You are here
“Yarın Ölmek Dün Ölmekten Daha Saçma”
İstanbul/Avcılar’dan bir grup genç
Bugün dünyanın pek çok yerinde savaş naraları yankılanıyor. Filistin, Ukrayna, Suriye, Lübnan, Yemen ve daha birçok ülkede emperyalist savaşların getirdiği yıkımlara, acılara, ölümlere tanık oluyoruz. Şimdilik televizyon ekranlarında, gazetelerde görüyoruz çocukların ölü bedenlerini. Bu gözlerle görüyoruz insanların çaresizliğini, bu gözlerle görüyoruz yaşadıkları yerin nasıl cehenneme döndürüldüğünü…
Biliyoruz ki biz hayatın getirdiği koşuşturma içinde günlerimizi geçirirken, savaşın alevleri her geçen gün yayılıyor.
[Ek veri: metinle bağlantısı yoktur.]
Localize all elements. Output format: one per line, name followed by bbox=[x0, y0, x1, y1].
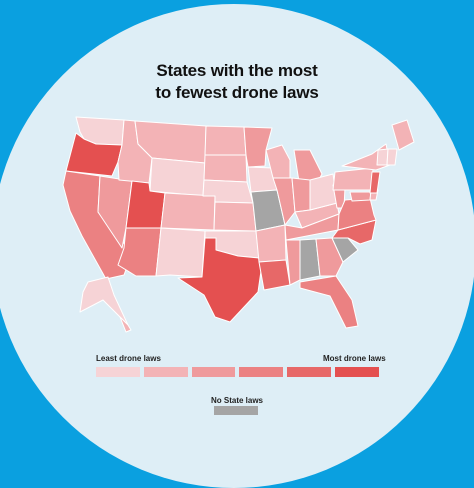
legend-swatch-3 bbox=[191, 367, 236, 377]
state-ar bbox=[255, 224, 287, 263]
state-hi bbox=[119, 316, 132, 333]
legend-swatch-4 bbox=[239, 367, 284, 377]
title-line-1: States with the most bbox=[156, 61, 318, 80]
legend-scale bbox=[96, 367, 379, 377]
state-tx bbox=[177, 237, 263, 323]
no-laws-swatch bbox=[214, 406, 258, 415]
state-nd bbox=[204, 125, 247, 156]
state-pa bbox=[332, 167, 374, 191]
title-line-2: to fewest drone laws bbox=[155, 83, 319, 102]
state-va bbox=[337, 197, 377, 231]
state-sd bbox=[203, 154, 248, 183]
state-mn bbox=[243, 126, 273, 168]
legend-swatch-2 bbox=[143, 367, 188, 377]
state-wi bbox=[265, 144, 291, 181]
legend-swatch-6 bbox=[335, 367, 379, 377]
state-nj bbox=[369, 171, 381, 194]
state-il bbox=[272, 177, 296, 226]
state-vt bbox=[376, 148, 389, 166]
state-fl bbox=[299, 275, 359, 329]
most-laws-label: Most drone laws bbox=[323, 354, 386, 363]
no-laws-label: No State laws bbox=[210, 396, 263, 405]
legend-swatch-5 bbox=[287, 367, 332, 377]
least-laws-label: Least drone laws bbox=[96, 354, 161, 363]
state-ak bbox=[79, 276, 129, 326]
map-title: States with the most to fewest drone law… bbox=[0, 60, 474, 104]
state-md bbox=[349, 191, 372, 202]
us-map bbox=[62, 116, 415, 333]
state-la bbox=[258, 259, 291, 291]
state-ks bbox=[213, 201, 257, 232]
state-co bbox=[160, 192, 216, 231]
state-me bbox=[391, 119, 415, 151]
legend-swatch-1 bbox=[96, 367, 140, 377]
state-nm bbox=[155, 227, 206, 278]
state-in bbox=[291, 177, 311, 213]
state-wy bbox=[149, 157, 206, 197]
state-nh bbox=[386, 148, 398, 166]
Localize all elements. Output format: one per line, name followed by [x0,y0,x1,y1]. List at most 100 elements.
Bizler yürütülen bu savaşın işçi sınıfının savaşı olmadığını bir kez daha hatırlamak için bir grup genç olarak Christian Carion’un yönettiği “Ateşkes” filmini izledik. Aslında bu filmi izlemeye İşçi Dayanışması’nın 189. sayısında çıkan “Asıl Düşman Olan Kim?” yazısı üzerine konuşurken karar verdik.
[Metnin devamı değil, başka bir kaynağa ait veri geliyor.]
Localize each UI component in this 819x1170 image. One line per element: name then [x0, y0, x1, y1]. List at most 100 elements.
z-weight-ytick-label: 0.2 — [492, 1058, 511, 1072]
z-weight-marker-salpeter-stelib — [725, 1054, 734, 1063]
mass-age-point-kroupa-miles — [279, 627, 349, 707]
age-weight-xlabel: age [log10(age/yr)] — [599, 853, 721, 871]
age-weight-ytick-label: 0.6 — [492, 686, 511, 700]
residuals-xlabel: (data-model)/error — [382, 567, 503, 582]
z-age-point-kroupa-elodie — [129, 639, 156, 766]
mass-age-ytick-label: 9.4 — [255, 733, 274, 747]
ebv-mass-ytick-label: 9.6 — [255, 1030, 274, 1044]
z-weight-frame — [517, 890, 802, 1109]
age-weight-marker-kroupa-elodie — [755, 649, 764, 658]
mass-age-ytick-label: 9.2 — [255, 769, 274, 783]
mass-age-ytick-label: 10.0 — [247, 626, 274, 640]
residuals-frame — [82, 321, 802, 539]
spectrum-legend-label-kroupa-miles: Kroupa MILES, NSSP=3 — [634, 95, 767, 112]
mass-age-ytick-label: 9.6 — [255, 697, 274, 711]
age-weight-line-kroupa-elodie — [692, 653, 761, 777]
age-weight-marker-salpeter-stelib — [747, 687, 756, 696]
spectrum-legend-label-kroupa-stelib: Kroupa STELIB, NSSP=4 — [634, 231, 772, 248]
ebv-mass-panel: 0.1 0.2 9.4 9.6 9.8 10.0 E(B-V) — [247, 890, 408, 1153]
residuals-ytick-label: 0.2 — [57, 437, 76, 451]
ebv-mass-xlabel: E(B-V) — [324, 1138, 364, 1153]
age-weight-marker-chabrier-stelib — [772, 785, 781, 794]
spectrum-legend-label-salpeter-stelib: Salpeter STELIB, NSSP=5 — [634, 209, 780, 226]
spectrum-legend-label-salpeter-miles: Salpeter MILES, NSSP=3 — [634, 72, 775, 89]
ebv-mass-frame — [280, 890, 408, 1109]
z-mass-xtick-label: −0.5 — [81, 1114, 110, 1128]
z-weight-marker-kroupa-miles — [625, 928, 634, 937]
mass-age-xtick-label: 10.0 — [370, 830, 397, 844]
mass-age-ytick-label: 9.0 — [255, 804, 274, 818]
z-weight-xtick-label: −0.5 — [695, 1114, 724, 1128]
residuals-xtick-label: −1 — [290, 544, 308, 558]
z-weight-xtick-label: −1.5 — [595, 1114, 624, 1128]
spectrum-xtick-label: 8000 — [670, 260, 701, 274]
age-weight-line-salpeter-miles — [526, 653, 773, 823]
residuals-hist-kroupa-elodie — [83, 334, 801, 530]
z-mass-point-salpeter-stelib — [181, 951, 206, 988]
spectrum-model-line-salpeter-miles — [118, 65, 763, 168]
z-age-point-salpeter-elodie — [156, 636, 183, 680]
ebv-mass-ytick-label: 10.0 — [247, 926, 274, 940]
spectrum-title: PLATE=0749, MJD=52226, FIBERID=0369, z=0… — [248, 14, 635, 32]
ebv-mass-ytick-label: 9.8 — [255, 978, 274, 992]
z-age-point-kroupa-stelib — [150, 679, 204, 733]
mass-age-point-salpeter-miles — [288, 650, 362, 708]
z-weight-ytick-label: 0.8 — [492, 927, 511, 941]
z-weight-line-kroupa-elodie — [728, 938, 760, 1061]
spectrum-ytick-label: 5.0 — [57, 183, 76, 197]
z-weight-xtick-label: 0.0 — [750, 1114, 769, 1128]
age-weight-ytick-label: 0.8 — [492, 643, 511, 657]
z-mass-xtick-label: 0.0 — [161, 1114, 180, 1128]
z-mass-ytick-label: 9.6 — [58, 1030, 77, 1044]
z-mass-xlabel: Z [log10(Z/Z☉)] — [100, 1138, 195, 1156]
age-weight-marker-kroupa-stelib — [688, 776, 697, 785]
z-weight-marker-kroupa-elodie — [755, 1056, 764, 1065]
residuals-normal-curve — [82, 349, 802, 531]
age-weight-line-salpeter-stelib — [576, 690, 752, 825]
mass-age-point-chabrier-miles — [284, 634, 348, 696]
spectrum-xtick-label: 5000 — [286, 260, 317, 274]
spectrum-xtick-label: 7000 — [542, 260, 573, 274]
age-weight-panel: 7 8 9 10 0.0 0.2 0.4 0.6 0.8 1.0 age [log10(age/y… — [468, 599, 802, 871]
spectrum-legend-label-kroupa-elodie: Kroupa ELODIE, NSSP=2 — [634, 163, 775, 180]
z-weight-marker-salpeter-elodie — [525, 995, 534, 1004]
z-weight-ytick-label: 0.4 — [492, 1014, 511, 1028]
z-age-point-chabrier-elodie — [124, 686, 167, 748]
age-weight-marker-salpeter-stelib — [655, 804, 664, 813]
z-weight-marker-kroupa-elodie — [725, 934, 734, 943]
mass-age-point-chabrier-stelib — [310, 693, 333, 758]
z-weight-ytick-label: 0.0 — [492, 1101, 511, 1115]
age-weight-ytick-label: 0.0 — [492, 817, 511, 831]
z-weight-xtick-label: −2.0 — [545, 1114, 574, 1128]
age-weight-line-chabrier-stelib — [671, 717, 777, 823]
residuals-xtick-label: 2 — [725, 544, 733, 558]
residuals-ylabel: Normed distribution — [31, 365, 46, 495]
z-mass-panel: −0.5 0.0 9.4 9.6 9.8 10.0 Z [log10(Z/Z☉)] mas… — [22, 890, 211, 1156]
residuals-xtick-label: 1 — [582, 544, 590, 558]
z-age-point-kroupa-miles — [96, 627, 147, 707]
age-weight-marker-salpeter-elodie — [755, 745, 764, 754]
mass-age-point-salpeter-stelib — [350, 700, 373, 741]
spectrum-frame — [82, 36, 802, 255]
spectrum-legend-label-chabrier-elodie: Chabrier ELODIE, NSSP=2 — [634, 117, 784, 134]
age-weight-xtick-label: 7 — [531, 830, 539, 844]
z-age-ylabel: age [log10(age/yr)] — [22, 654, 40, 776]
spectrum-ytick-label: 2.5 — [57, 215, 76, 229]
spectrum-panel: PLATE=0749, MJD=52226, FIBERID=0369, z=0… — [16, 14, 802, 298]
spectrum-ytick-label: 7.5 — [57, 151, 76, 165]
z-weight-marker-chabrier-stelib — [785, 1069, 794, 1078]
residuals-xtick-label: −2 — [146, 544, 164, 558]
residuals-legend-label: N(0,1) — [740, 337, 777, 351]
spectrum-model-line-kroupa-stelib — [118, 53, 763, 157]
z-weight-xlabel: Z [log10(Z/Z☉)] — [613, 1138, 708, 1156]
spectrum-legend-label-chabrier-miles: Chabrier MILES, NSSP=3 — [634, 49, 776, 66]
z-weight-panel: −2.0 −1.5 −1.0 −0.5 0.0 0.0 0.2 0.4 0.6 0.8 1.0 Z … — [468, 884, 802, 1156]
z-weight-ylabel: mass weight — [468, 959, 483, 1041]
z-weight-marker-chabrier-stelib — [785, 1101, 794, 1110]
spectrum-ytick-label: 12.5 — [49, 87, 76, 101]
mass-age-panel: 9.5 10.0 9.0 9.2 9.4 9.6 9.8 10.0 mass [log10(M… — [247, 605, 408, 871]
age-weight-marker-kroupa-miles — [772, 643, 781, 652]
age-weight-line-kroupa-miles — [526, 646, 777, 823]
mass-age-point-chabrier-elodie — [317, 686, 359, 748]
Filmde Birinci Dünya Savaşında Alman, Fransız ve İskoç askerlerin savaş cephesinde savaşmaya ara vererek bir gecelik Noel kutlamasına tanık oluyoruz. Savaş halindeki askerler o gece için ateşkes ilan ediyor ve biz de savaşın unutturduğu duyguların canlanmasını izliyoruz. Örneğin birbirlerine, özlem duydukları ailelerinin resmini gösteriyor, birlikte futbol oynuyor, şarkılar söylüyor, dua ediyorlar o gece. Ertesi gün her biri savaşın anlamsızlığını sorgulamaya başlıyor ve savaşmıyor. Bu sırada cephede bir “terslik” olduğunu anlayan komutanlar cepheye gelerek duruma müdahale ediyorlar ve ateş emri veriyorlar. Bunun üzerine ateşkese katılan komutanlardan biri yaşananları düşünerek “Yarın ölmek dün ölmekten daha saçma” cevabını veriyor. Filmdeki bu söz bizim kafamızda pek çok düşünce uyandırdı. Savaşın emekçiler açısından anlamsızlığını bir kez daha sorguladık.
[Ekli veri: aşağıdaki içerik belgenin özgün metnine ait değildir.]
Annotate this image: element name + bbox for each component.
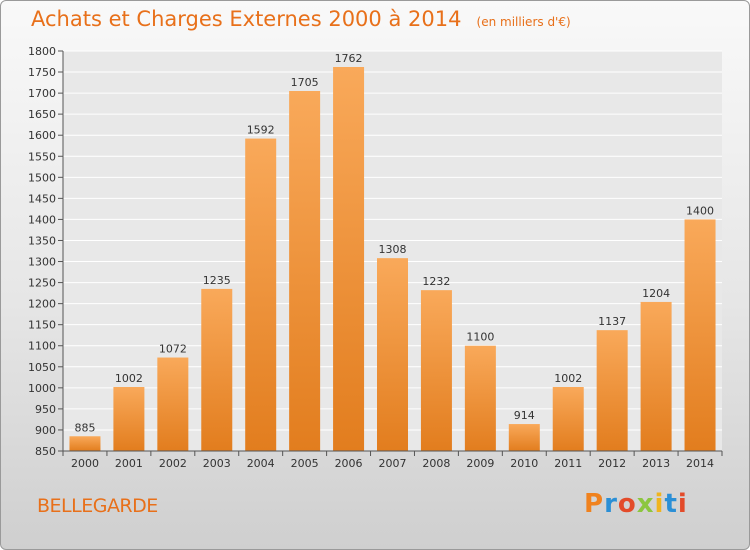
title-area: Achats et Charges Externes 2000 à 2014 (… (31, 7, 571, 31)
y-tick-label: 1400 (28, 213, 56, 226)
bar-value-label: 1592 (247, 124, 275, 137)
y-tick-label: 1800 (28, 45, 56, 58)
bar-value-label: 1137 (598, 315, 626, 328)
x-tick-label: 2007 (379, 457, 407, 470)
bars (69, 67, 716, 451)
bar-value-label: 1100 (466, 331, 494, 344)
x-tick-label: 2004 (247, 457, 275, 470)
y-tick-label: 900 (35, 424, 56, 437)
logo-letter: i (654, 489, 665, 519)
bar-value-label: 1072 (159, 343, 187, 356)
logo-letter: P (584, 489, 605, 519)
x-tick-label: 2003 (203, 457, 231, 470)
logo-letter: x (636, 489, 655, 519)
chart-subtitle: (en milliers d'€) (476, 15, 571, 29)
x-tick-label: 2009 (466, 457, 494, 470)
logo-letter: r (604, 489, 618, 519)
y-tick-label: 1050 (28, 361, 56, 374)
logo-letter: i (677, 489, 688, 519)
y-tick-label: 1350 (28, 234, 56, 247)
bar-2008 (420, 290, 452, 451)
y-tick-label: 1450 (28, 192, 56, 205)
x-tick-label: 2012 (598, 457, 626, 470)
y-tick-label: 1200 (28, 298, 56, 311)
x-tick-label: 2010 (510, 457, 538, 470)
bar-2000 (69, 436, 101, 451)
town-name: BELLEGARDE (37, 495, 158, 517)
bar-2014 (684, 219, 716, 451)
x-axis-ticks: 2000 2001 2002 2003 2004 2005 2006 2007 2008 2009… (62, 451, 723, 470)
bar-value-label: 1400 (686, 204, 714, 217)
bar-2013 (640, 301, 672, 451)
bar-value-label: 885 (74, 421, 95, 434)
y-axis-ticks: 850 900 950 1000 1050 1100 1150 1200 1250 1300 135… (28, 45, 64, 458)
y-tick-label: 1150 (28, 319, 56, 332)
chart-title: Achats et Charges Externes 2000 à 2014 (31, 7, 462, 31)
bar-value-label: 1235 (203, 274, 231, 287)
y-tick-label: 1650 (28, 108, 56, 121)
bar-2011 (552, 387, 584, 451)
y-tick-label: 1300 (28, 256, 56, 269)
x-tick-label: 2002 (159, 457, 187, 470)
y-tick-label: 1500 (28, 171, 56, 184)
y-tick-label: 1000 (28, 382, 56, 395)
bar-2012 (596, 330, 628, 451)
bar-value-label: 914 (514, 409, 535, 422)
y-tick-label: 850 (35, 445, 56, 458)
x-tick-label: 2006 (335, 457, 363, 470)
y-tick-label: 1700 (28, 87, 56, 100)
bar-2009 (464, 345, 496, 451)
x-tick-label: 2001 (115, 457, 143, 470)
x-tick-label: 2005 (291, 457, 319, 470)
logo-letter: t (664, 489, 678, 519)
x-tick-label: 2000 (71, 457, 99, 470)
bar-2010 (508, 424, 540, 451)
x-tick-label: 2014 (686, 457, 714, 470)
bar-2002 (157, 357, 189, 451)
bar-2004 (245, 138, 277, 451)
bar-value-label: 1308 (379, 243, 407, 256)
y-tick-label: 950 (35, 403, 56, 416)
y-tick-label: 1750 (28, 66, 56, 79)
x-tick-label: 2011 (554, 457, 582, 470)
bar-value-label: 1705 (291, 76, 319, 89)
bar-2001 (113, 387, 145, 451)
bar-2006 (333, 67, 365, 451)
bar-value-label: 1762 (335, 52, 363, 65)
bar-2005 (289, 91, 321, 451)
x-tick-label: 2013 (642, 457, 670, 470)
y-tick-label: 1100 (28, 340, 56, 353)
bar-value-labels: 885 1002 1072 1235 1592 1705 1762 1308 1232 1100 9… (74, 52, 714, 434)
bar-value-label: 1002 (554, 372, 582, 385)
x-tick-label: 2008 (422, 457, 450, 470)
logo-letter: o (617, 489, 637, 519)
bar-2007 (377, 258, 408, 451)
y-tick-label: 1550 (28, 150, 56, 163)
bar-value-label: 1232 (422, 275, 450, 288)
proxiti-logo: Proxiti (584, 489, 688, 519)
bar-2003 (201, 288, 233, 451)
y-tick-label: 1250 (28, 277, 56, 290)
y-tick-label: 1600 (28, 129, 56, 142)
bar-value-label: 1204 (642, 287, 670, 300)
bar-value-label: 1002 (115, 372, 143, 385)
Aslında başka ülkelerden işçiler, emekçiler, gençler bizimle aynı dili konuşmasalar da aynı duyguları yaşıyor, aynı biçimde çalışıyor, aynı sorunlarla boğuşuyorlar. Fakat daha birbirimizi tanımadan, ilkokul sıralarından başlayarak düşmanlaştırılıyoruz. Tıpkı filmde gördüğümüz gibi her biri ortak sorunlar yaşayan, benzer hayallere, yaşam tarzlarına sahip olan gençler olarak yapay bir şekilde düşmanlık duygularına hapsedilmeye çalışılıyoruz. Emperyalist egemenlerin daha fazla kâra sahip olma hırsları nedeniyle yürüttükleri bu savaşların bedelini sadece biz ödüyoruz, işçi sınıfı ödüyor. Savaştan işçi sınıfına daha fazla açlık, yoksulluk, ölüm düşüyor. Öte yandan filmde de altı çizildiği gibi savaşla birlikte kültürel yok oluşu da yaşıyoruz. Kentler yıkılıyor, insanların birlikte kahve içtikleri, sohbet ettikleri, anı biriktirdikleri, gezdikleri, keşfettikleri yerler yok ediliyor. Evet, işte bu yüzdendir ki ‘yarın ölmek dün ölmekten daha saçma’, daha zor ve daha acıdır.
Bizler işçi sınıfının gençleri olarak düşündük ki bize dayatılan emperyalist savaşlara, kardeşlerimizin kanının dökülmesine göz yumamayız. Bir araya gelmeli, örgütlenmeli ve ‘haksız ve emperyalist savaşlara hayır’ diyebilmeliyiz. Safımızı bilmeli ve bir avuç asalağa bize yaşattıkları cehennemin hesabını sormalı ve yeryüzüne cenneti getirmeliyiz. Biz sınıfımızın safında savaşırsak, yarın yaşamak dün yaşamaktan daha güzel olacak!